Oduntan argued that even though Band A customers are paying the highest tariffs within Nigeria, their rates remain the lowest when compared to similar customers across West Africa. He pointed out that electricity consumers in neighboring countries like Benin Republic, Mali, Burkina Faso, and Ghana enjoy better electricity service delivery because they are willing to pay for it.
“The reason these neighboring countries have better electricity output is that consumers pay for the service,” Oduntan explained. He further argued that the ability of these countries to charge higher tariffs allows their power sectors to recover costs effectively and reinvest in infrastructure and service improvements. “That is why the people supplying electricity in these countries are able to recover their costs,” he said.
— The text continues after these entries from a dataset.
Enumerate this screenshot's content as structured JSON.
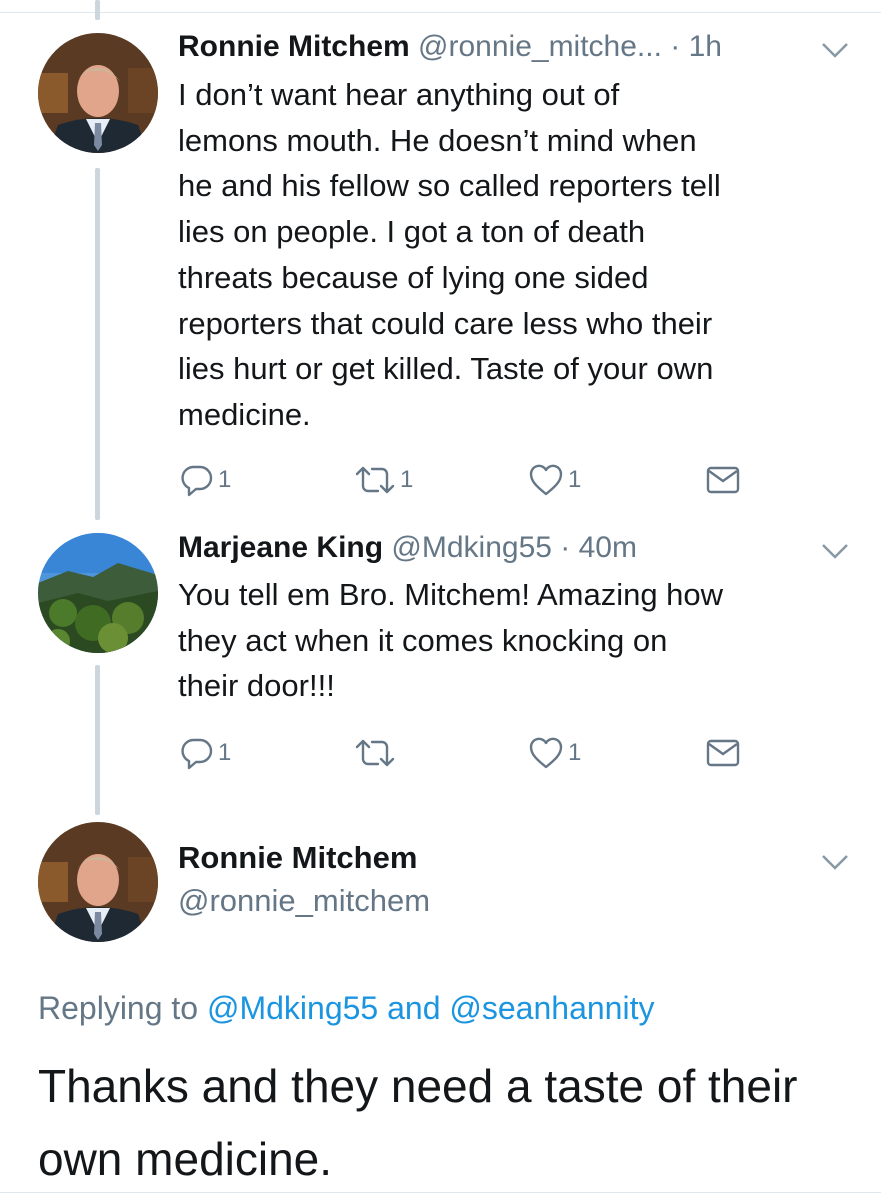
{
  "tweet1": {
    "name": "Ronnie Mitchem",
    "handle": "@ronnie_mitche...",
    "dot": " · ",
    "time": "1h",
    "lines": [
      "I don’t want hear anything out of",
      "lemons mouth. He doesn’t mind when",
      "he and his fellow so called reporters tell",
      "lies on people. I got a ton of death",
      "threats because of lying one sided",
      "reporters that could care less who their",
      "lies hurt or get killed. Taste of your own",
      "medicine."
    ],
    "actions": {
      "reply_count": "1",
      "retweet_count": "1",
      "like_count": "1"
    }
  },
  "tweet2": {
    "name": "Marjeane King",
    "handle": "@Mdking55",
    "dot": " · ",
    "time": "40m",
    "lines": [
      "You tell em Bro. Mitchem! Amazing how",
      "they act when it comes knocking on",
      "their door!!!"
    ],
    "actions": {
      "reply_count": "1",
      "retweet_count": "",
      "like_count": "1"
    }
  },
  "main_tweet": {
    "name": "Ronnie Mitchem",
    "handle": "@ronnie_mitchem",
    "replying_prefix": "Replying to ",
    "mention1": "@Mdking55",
    "and": " and ",
    "mention2": "@seanhannity",
    "lines": [
      "Thanks and they need a taste of their",
      "own medicine."
    ]
  },
  "icons": {
    "reply": "reply-icon",
    "retweet": "retweet-icon",
    "like": "heart-icon",
    "dm": "envelope-icon",
    "more": "chevron-down-icon"
  },
  "colors": {
    "link": "#1b95e0",
    "secondary": "#657786",
    "line": "#ccd6dd"
  }
}
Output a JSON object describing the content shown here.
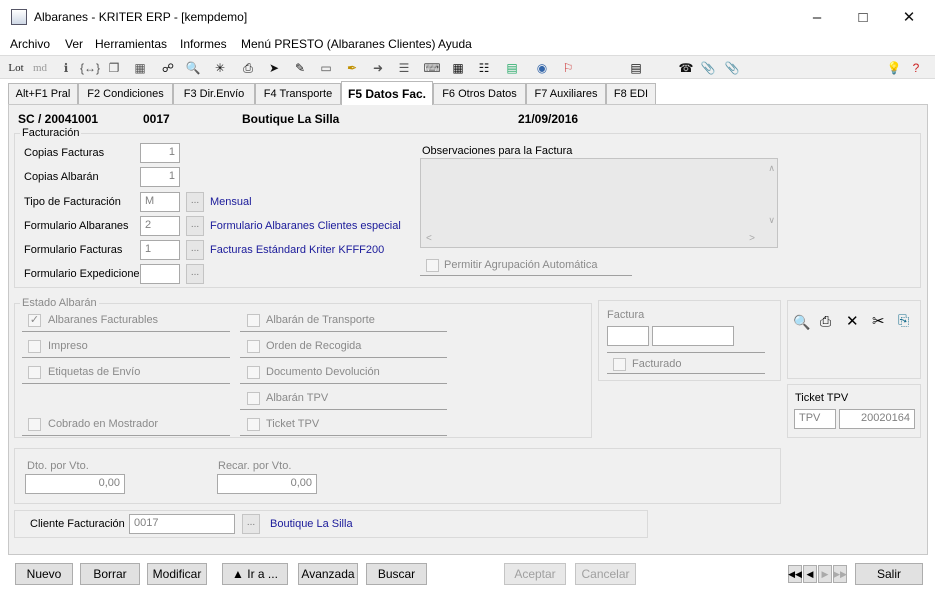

According to Oduntan, for the Nigerian power sector to improve, there must be adequate funding, which requires moving towards a cost-reflective tariff regime.
The debate over electricity tariffs in Nigeria has been ongoing, particularly after the government announced earlier this year that it would begin phasing out subsidies for certain categories of customers. Under the current arrangement, customers who receive at least 20 hours of electricity daily fall under Band A, and while they were initially paying N225/kWh, this was recently reviewed to about N209.80/kWh.
The decision to increase tariffs has sparked backlash from many Nigerians, who argue that the quality of electricity supply does not justify the higher costs. However, the Federal Government and ANED maintain that the current subsidy regime is unsustainable. Minister of Power Adebayo Adelabu has emphasized the need for a gradual transition to a full cost-reflective tariff regime, starting with certain customer categories.
Adelabu noted, “The journey starts now. We must begin a gradual migration from the subsidy regime to a full cost-reflective regime, and it has to start with some customers.” This sentiment is echoed by the ANED spokesman, who stressed that customers in Band A are already paying the true cost of electricity in Nigeria, which reflects the actual cost of production without government subsidies.
“The people in Band A pay more than others because they pay the true cost of electricity in Nigeria, which covers the cost of production—the landing cost of electricity—without any subsidy. They are the ones paying without the government subsidizing them,” Oduntan said during the address. He further clarified that other customer categories, such as those in Band B, are still receiving significant subsidies from the government, with some customers being subsidized by as much as 67 percent.
In summary, the defense of the tariff hike by the electricity distribution companies hinges on the argument that a cost-reflective tariff is necessary for the sustainability and improvement of the power sector in Nigeria. While this position has been met with resistance from consumers, the government and ANED are standing firm in their decision, stressing the importance of aligning electricity prices with the actual cost of service delivery.